Une victoire travailliste spectaculaire

Le résultat des élections [du 8 juin 2017] est un triomphe pour le Labour. Bien que le parti ait échoué de peu à réunir un nombre suffisant de sièges pour former un gouvernement, Jeremy Corbyn a permis le plus grand basculement d’un grand parti à un autre au cours d’une campa- gne électorale depuis 1945. Les sondages donnaient les travaillistes à 26 ou 27% mais, au soir des élections, ils ont atteint 40% (soit 12,8 millions de suffrages). C’est plus que ce qu’avait obtenu Tony Blair en 2001 ou en 2005.

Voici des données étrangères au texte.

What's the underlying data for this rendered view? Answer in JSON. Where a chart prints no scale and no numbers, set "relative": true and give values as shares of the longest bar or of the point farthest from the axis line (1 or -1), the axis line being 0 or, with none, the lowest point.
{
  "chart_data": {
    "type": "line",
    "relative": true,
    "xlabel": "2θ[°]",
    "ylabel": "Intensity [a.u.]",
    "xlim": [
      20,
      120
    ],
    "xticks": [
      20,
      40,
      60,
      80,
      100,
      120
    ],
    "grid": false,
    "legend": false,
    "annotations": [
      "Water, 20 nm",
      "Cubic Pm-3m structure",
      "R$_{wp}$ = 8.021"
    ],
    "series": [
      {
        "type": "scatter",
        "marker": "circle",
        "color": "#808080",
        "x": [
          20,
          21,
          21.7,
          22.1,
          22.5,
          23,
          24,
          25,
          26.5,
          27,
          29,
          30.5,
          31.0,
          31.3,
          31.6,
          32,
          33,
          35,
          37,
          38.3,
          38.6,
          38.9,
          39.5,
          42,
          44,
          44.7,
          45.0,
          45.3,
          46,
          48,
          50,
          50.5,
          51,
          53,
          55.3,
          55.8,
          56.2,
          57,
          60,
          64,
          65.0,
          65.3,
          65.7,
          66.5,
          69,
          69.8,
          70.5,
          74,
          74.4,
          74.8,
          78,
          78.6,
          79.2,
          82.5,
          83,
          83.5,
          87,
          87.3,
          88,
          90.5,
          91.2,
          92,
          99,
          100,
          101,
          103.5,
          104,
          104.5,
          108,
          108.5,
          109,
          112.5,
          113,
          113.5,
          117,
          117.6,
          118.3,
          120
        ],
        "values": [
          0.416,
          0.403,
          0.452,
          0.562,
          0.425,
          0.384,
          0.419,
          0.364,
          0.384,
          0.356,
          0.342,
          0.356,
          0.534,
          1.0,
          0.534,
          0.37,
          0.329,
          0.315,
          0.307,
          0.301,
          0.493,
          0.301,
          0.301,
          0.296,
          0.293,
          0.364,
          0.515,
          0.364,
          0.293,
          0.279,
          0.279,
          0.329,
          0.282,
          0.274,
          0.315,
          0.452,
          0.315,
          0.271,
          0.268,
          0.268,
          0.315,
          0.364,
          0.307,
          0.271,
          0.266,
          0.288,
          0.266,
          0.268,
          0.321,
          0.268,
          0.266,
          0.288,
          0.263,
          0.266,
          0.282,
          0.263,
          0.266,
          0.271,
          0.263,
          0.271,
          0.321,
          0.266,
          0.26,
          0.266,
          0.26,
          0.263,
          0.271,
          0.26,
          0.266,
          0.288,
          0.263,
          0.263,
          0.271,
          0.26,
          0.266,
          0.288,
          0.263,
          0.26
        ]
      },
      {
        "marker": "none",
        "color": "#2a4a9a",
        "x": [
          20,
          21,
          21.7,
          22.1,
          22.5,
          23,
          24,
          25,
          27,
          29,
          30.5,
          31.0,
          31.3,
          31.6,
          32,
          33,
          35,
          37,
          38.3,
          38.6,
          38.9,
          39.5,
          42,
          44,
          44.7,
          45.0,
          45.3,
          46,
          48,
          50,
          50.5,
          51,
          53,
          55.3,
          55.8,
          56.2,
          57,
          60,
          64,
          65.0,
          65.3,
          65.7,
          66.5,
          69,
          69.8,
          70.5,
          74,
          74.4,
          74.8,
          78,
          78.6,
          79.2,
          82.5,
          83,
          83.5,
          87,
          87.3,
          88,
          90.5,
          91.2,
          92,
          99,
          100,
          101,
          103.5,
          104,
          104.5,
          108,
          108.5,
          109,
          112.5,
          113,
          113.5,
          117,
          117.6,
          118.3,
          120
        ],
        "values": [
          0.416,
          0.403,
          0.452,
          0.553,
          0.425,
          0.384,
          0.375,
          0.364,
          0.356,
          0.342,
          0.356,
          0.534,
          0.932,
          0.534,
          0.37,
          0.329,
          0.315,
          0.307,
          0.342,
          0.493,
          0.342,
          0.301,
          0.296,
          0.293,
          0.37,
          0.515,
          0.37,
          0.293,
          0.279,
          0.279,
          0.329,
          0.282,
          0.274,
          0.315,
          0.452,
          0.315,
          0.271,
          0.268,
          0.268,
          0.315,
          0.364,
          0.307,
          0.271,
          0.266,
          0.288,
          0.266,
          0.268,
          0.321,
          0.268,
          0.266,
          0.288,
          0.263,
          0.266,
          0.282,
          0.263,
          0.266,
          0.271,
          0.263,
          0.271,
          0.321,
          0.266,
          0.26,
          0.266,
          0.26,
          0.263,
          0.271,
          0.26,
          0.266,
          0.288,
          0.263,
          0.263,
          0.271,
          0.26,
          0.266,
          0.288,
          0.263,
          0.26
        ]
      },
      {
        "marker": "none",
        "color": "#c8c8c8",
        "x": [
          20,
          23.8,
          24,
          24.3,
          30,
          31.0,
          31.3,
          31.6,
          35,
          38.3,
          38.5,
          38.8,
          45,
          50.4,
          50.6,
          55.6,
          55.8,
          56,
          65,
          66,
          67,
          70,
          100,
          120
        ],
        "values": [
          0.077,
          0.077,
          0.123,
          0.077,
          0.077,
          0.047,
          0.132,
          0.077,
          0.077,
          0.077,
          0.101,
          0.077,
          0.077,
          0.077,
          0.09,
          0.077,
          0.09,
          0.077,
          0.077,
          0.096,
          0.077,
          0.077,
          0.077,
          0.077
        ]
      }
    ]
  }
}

Sur l’ensemble des 650 sièges [rappelons que les élections au Parlement se font en un tour, sur la base de liste uninominale; celui qui emporte le plus de voix emporte le siège], les conservateurs en ont [42,4%] obtenu 318 (moins 13), le Parti travailliste 262 (plus 30), le Scottish National Party 35 (moins 21, avec une perte en voix de 1,7%), les Libéraux-démocrates 12 (plus 4 [7,4%]), Plaid Cymru [Parti Nationaliste Gallois] conserve trois sièges, les Verts un et l’UKIP [avec seulement 1,8% des voix, contre 12,6% et 3,8 millions de voix en 2015 et 27,5% lors des élections européennes de 2014] n’entre pas au parlement [il faut encore ajouter les 10 sièges du parti protestant ultra-conservateur d’Irlande du Nord Demo- cratic Unionist Party, DUP, ce qui devrait permettre techniquement à Theresa May de former une coalition disposant d’une majorité parlementaire].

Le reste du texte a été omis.